House Bill 821, sponsored by Rep. Michelle Mussman, D-Schaumburg, and Sen. Toi Hutchinson, D-Olympia Fields, was signed Friday by Gov. Bruce Rauner.
This spring, Madigan convened summits around the state to discuss the Preventing Sexual Violence in Higher Education Act, which sets standards to prevent and respond to sexual violence at higher education institutions throughout the state.
“Under this new law, schools will be required to better prevent and respond to sexual violence,” Madigan said. “Schools play a vital role in a survivor’s recovery by providing support and resources that will enable a student to heal and continue his or her education.”
“Sexual violence on college campuses has to stop, and bringing the issue into the open is an important step toward ending that culture,” Hutchinson said.
Julia Dixon, who said she was sexually assaulted while at the University of Akron, is an ambassador for Promoting Awareness, Victim Empowerment. She spoke at summits this spring to advocate for changing school policies regarding rape and sexual assault.
“Being sexually assaulted as a student can easily derail the rest of your collegiate career, but it does not have to,” Dixon said. “Having established campus protocols can be the difference between a survivor dropping out or receiving a diploma. Whether it is by helping survivors report their attacks to law enforcement, access counseling or even adjust their schedules to help avoid encounters with their attackers, schools can help survivors begin their recoveries without sacrificing their educations.”
Studies show that one in five undergraduate women will become a victim of rape or attempted rape. The U.S. Department of Education said women between the ages of 16 and 24 experience the highest rates of sexual assault and rape among women, and about 6 percent of male undergrads also become victims of sexual assault.
A U.S. Senate survey last year of 440 four-year higher education institutions found that more than 40 percent of the schools had not conducted a single investigation into allegations of sexual violence. The U.S. Department of Education’s Office for Civil Rights is investigating about 100 schools for failure to comply with federal law in preventing, investigating and reporting incidents of sexual assault on their campuses.

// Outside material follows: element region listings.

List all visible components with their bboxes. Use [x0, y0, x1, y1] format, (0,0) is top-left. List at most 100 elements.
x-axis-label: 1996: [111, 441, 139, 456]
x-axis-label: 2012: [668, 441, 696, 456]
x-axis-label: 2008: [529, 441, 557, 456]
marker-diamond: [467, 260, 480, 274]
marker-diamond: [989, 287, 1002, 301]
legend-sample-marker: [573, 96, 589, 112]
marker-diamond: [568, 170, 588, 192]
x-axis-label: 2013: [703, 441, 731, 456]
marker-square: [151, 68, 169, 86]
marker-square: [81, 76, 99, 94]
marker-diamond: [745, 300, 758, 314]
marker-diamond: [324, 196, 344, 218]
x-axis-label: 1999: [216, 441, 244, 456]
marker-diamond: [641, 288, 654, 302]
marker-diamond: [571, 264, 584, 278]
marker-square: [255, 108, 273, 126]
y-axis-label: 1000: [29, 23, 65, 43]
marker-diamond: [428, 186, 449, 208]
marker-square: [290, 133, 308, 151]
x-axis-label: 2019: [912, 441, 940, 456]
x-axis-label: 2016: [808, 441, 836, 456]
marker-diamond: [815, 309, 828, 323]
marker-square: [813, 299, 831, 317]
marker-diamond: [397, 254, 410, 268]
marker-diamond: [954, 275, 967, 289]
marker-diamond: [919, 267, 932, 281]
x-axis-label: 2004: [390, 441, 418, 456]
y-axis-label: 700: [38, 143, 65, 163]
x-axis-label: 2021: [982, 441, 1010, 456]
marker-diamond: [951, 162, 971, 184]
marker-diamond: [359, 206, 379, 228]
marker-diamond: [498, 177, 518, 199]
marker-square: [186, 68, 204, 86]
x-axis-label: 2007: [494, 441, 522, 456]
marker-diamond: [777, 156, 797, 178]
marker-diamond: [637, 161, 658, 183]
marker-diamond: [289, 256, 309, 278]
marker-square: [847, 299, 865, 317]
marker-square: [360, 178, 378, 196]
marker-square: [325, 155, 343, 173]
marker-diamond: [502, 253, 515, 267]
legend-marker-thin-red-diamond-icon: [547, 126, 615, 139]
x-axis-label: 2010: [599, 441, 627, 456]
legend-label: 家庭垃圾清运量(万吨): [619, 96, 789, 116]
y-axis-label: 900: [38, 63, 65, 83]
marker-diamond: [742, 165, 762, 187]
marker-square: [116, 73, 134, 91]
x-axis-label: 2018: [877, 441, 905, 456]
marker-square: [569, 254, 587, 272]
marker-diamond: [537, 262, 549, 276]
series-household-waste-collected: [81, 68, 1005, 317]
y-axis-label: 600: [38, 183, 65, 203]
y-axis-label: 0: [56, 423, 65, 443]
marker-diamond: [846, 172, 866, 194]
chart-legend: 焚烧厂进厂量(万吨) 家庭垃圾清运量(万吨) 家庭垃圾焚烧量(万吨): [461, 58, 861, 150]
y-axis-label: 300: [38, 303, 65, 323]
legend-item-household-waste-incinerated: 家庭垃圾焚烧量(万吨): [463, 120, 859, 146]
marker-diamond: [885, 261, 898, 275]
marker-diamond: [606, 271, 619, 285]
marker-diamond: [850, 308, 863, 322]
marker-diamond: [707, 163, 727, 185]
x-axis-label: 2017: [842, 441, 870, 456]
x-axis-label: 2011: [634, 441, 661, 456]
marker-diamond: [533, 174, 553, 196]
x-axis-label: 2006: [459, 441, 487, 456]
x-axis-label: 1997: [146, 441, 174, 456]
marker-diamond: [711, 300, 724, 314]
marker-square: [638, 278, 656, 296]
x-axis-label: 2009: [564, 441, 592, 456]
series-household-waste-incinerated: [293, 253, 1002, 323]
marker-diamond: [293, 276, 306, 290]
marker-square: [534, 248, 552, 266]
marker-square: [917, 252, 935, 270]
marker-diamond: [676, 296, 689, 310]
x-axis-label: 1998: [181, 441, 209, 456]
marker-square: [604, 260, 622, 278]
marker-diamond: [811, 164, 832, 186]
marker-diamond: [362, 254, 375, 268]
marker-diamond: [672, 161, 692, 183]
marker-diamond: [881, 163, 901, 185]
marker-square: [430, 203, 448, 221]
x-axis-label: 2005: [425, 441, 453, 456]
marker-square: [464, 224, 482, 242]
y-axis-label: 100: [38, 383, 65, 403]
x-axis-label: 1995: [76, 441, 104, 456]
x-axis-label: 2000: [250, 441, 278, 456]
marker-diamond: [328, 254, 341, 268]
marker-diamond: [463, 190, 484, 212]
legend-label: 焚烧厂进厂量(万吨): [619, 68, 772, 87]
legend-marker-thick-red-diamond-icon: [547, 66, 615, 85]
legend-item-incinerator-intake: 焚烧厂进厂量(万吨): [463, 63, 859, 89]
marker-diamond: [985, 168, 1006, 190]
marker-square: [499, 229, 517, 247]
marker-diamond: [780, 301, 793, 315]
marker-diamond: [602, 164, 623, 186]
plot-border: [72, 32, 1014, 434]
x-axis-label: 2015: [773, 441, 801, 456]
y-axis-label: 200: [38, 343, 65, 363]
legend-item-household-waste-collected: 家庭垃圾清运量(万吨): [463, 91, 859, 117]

The new law, which goes into effect in August 2016, will ensure Illinois colleges and universities develop a clear, comprehensive campus sexual violence policy, including detailed incident reporting options and university response guidelines; notify victims about their rights, including their right to confidentiality, and the protections the university can provide to ensure the student’s health and safety, such as obtaining an order of protection, changing class schedules or campus housing, and the availability of medical and counseling services; and provide a confidential adviser to victims to help them understand their options to report the crime and seek medical and legal assistance.
In addition, schools will be required to adopt a fair, balanced process for handling allegations of sexual violence and will be required to train students and campus employees to prevent sexual violence and improve awareness and responsiveness to allegations of sexual violence.